All of the aforementioned authors understood story dynamics, character, and language; they attempted to make every detail of their narratives interesting, despite the sometimes mundane nature of the action being described. Take Joyce’s Ulysses for instance. During a carriage ride—what could have easily been a dull, uninteresting narrative block—is pumped full with lyrical prose and vivid imagery, even with terse clauses and seeming half-phrases applied:
The carriage steered left for Finglas road.

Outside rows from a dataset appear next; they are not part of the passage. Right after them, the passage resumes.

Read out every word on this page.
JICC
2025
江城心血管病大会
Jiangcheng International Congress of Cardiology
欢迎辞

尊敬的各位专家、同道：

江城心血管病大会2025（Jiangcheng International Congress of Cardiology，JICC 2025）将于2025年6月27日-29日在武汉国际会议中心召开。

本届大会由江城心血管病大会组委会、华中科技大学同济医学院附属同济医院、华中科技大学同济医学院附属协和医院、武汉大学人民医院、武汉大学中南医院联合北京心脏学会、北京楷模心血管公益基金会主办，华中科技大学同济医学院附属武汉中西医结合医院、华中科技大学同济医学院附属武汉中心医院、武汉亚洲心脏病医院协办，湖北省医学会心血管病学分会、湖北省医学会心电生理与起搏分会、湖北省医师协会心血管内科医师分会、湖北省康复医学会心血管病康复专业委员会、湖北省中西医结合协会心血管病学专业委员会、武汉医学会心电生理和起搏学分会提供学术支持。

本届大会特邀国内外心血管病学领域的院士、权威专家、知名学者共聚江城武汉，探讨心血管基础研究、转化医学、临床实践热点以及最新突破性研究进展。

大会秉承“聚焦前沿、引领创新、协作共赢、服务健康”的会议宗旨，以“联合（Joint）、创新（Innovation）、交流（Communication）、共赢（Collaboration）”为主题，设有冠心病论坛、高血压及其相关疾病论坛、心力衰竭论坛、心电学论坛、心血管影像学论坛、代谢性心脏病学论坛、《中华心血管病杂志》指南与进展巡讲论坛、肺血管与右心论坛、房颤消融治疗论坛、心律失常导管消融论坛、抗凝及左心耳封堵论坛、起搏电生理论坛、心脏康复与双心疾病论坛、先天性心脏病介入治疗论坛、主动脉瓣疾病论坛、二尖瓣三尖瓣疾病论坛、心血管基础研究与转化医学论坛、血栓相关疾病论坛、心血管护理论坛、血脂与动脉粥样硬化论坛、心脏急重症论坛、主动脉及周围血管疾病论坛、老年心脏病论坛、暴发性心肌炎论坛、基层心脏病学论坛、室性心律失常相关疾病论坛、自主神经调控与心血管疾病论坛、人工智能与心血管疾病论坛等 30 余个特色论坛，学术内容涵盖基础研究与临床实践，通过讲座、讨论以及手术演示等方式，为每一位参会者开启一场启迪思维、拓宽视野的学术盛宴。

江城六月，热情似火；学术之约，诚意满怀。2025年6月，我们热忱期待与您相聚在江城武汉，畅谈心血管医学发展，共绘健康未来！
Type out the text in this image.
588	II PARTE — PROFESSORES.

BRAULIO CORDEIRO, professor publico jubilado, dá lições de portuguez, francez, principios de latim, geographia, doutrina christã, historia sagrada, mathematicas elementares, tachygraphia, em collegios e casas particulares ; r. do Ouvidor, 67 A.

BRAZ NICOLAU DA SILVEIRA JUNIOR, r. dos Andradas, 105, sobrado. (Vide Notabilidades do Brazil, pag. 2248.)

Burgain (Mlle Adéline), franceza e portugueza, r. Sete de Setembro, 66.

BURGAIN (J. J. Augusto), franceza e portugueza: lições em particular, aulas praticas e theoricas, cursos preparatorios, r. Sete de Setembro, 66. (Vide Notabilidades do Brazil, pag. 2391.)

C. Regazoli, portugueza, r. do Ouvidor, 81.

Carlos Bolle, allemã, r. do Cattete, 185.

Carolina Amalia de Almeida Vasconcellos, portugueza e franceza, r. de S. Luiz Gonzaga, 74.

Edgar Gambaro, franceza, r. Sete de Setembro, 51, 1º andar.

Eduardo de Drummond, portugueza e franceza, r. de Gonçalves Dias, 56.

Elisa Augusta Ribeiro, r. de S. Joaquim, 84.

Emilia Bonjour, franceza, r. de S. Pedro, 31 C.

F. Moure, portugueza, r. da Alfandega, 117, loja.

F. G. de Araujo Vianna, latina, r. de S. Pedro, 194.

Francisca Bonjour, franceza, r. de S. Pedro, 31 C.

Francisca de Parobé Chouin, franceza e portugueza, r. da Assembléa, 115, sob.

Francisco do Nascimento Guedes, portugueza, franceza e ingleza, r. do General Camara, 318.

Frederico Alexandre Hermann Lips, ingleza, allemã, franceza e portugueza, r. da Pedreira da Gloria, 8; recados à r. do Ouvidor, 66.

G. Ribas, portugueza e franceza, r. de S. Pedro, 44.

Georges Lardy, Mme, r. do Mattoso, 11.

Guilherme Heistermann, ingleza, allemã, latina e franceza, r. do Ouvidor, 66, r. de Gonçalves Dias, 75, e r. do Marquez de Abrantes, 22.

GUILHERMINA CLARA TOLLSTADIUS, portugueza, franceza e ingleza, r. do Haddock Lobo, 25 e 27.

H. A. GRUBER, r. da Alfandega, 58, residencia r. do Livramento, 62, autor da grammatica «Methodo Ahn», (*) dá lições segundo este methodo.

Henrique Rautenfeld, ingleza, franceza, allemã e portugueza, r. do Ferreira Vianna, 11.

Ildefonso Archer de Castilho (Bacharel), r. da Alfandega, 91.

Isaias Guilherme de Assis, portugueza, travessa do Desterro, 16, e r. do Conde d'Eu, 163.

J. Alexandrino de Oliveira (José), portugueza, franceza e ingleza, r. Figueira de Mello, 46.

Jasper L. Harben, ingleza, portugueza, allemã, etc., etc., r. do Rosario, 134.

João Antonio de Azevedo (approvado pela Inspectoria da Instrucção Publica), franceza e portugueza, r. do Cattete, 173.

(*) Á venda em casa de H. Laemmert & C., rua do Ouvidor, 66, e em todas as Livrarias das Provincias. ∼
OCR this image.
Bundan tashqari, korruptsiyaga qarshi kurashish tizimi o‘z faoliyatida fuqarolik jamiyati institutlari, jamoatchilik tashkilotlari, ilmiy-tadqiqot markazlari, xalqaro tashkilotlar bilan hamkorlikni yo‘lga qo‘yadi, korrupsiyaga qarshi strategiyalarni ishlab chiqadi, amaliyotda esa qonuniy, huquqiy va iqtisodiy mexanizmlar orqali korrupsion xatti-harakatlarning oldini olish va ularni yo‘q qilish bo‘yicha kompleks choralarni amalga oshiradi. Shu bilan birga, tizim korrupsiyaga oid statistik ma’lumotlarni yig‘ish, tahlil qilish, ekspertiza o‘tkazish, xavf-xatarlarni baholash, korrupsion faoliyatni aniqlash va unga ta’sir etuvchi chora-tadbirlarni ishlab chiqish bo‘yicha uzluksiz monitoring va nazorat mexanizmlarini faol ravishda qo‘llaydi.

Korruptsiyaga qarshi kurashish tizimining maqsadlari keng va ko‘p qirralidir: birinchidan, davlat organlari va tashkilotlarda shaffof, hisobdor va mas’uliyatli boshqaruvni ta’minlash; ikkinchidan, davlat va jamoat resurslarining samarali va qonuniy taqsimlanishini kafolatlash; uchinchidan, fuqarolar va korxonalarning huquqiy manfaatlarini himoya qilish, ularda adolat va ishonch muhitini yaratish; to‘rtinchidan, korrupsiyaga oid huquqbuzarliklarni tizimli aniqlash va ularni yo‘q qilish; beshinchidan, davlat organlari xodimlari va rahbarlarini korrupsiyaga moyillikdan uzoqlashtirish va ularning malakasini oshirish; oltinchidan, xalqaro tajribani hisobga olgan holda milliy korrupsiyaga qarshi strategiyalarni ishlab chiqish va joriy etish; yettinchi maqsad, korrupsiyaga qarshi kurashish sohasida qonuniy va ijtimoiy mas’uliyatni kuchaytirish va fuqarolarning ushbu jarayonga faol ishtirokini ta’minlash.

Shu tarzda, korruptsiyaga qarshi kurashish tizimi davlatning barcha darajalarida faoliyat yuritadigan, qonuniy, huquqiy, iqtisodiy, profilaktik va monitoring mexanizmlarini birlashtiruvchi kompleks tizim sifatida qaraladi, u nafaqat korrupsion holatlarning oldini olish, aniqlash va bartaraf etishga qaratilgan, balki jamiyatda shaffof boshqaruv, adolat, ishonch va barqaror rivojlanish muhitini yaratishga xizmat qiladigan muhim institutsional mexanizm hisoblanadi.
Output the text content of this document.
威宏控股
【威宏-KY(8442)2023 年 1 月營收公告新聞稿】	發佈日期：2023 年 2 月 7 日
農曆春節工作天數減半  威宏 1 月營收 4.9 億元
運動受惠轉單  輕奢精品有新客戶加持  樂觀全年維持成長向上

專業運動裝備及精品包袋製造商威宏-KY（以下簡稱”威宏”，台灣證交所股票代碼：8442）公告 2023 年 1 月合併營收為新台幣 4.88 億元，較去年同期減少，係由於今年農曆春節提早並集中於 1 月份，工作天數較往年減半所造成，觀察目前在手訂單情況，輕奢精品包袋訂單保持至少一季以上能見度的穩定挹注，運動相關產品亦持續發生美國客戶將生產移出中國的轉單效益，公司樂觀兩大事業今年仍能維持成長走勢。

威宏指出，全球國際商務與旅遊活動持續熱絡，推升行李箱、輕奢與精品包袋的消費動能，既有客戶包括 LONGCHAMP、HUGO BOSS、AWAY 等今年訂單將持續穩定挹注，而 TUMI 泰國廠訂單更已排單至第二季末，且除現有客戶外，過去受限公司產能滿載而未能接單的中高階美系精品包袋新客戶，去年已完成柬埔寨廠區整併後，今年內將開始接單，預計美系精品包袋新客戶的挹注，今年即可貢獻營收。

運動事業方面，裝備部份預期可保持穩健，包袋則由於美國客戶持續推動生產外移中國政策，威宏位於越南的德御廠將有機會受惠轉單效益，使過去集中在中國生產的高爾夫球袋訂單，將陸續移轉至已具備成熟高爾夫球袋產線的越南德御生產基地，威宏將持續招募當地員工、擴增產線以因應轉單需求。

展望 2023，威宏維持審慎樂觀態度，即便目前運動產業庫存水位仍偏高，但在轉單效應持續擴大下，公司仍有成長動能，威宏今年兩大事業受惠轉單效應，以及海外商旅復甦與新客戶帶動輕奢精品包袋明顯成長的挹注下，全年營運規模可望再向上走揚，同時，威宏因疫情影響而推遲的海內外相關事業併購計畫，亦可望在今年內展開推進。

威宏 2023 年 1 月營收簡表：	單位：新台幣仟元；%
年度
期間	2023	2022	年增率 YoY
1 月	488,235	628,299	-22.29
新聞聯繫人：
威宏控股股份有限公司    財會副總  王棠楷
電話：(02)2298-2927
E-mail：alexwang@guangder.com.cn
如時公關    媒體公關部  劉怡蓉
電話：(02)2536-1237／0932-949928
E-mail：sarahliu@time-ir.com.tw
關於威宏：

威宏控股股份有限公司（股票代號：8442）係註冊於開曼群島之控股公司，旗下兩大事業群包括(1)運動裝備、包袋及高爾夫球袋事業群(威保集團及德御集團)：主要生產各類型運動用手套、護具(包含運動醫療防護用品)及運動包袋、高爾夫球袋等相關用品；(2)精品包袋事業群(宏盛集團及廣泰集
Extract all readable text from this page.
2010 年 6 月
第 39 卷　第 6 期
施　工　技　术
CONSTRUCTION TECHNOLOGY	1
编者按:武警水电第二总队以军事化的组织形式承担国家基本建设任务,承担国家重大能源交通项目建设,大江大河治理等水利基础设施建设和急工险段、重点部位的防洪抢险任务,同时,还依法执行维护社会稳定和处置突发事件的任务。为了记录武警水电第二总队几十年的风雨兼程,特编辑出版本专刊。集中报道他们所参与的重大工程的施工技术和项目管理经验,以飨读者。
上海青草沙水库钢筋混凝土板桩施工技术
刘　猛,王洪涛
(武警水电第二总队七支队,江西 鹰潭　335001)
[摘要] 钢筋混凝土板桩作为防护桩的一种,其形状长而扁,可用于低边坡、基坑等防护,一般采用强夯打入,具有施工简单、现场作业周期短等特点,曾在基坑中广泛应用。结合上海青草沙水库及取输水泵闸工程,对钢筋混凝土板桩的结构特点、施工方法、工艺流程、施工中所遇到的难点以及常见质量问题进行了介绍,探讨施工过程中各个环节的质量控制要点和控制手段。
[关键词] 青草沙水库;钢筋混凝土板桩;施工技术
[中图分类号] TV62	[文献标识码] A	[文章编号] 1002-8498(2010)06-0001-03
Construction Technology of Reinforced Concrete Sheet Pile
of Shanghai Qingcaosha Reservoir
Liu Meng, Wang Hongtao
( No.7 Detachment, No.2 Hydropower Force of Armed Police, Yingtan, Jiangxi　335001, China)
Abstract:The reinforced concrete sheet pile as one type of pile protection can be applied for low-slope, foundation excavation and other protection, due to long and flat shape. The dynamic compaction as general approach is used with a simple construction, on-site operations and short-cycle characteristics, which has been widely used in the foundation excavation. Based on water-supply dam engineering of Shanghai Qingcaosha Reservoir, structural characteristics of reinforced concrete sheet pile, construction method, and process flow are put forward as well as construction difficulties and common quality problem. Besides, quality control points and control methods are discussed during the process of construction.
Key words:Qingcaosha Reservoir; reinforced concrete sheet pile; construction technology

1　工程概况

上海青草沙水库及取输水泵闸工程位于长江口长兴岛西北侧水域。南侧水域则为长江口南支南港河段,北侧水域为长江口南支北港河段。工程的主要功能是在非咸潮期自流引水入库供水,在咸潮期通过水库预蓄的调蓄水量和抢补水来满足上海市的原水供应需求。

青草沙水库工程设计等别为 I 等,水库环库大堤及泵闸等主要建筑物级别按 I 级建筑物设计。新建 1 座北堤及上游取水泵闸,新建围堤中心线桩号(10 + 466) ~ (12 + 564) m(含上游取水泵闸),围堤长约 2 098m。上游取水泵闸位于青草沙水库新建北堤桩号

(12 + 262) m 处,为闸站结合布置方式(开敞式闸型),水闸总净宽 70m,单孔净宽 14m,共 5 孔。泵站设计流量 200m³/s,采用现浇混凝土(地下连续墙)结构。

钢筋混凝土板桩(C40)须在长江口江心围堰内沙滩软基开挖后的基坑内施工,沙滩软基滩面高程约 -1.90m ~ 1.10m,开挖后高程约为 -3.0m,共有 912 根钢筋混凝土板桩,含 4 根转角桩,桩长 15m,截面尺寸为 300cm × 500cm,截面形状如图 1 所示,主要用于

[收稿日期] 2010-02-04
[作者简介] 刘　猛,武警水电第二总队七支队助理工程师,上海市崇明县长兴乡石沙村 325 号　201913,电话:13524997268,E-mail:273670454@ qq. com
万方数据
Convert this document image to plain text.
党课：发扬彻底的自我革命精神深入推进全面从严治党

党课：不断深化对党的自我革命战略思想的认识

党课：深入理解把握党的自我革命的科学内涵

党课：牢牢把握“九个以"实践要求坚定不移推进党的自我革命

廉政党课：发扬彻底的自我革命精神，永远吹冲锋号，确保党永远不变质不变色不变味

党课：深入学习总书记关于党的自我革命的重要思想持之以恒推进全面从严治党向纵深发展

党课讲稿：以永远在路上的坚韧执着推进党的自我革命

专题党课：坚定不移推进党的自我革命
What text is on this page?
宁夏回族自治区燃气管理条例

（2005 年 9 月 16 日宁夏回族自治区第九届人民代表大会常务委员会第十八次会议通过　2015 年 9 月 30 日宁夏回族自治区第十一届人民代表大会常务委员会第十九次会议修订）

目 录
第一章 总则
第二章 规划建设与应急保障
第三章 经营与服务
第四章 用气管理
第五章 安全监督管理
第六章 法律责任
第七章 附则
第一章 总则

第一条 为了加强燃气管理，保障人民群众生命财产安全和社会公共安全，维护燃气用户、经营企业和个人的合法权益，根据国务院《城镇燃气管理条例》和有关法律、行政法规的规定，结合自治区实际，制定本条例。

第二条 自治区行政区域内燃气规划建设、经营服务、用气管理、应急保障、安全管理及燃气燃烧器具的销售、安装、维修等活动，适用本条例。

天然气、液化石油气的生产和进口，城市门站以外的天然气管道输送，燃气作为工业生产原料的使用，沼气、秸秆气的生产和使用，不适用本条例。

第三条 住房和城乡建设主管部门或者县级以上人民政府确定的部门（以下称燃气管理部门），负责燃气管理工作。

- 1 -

The stonecutter’s yard on the right. Last lap. Crowded on the spit of land silent shapes appeared, white, sorrowful, holding out calm hands, knelt in grief, pointing. Fragments of shapes, hewn. In white silence: appealing. The best obtainable. Thos. H. Dennany, monumental builder and sculptor.
Passed.
On the curbstone before Jimmy Geary the sexton’s an old tramp sat, grumbling, emptying the dirt and stones out of his huge dustbrown yawning boot. After life’s journey.
Gloomy gardens then went by, one by one: gloomy houses.
Mr. Power pointed.
—That is where Childs was murdered, he said. The last house.
Joyce sets the scene for us, perfectly. Two words are used to paint an interesting picture: “Gloomy gardens,” what is essentially an antipode to our usual view of gardens. And gloomy houses follow; “gloomy” because we are to believe that someone could be murdered in one of them. And we do believe, because the imagery allows us to.
Much of the above language is almost poetic, and could stand to be read over and over again. One isn’t really concerned with plot when one is presented with language the likes of this. The beauty is in the details, and following a reading of Joyce’s work, I come away not only satisfied, but also entertained!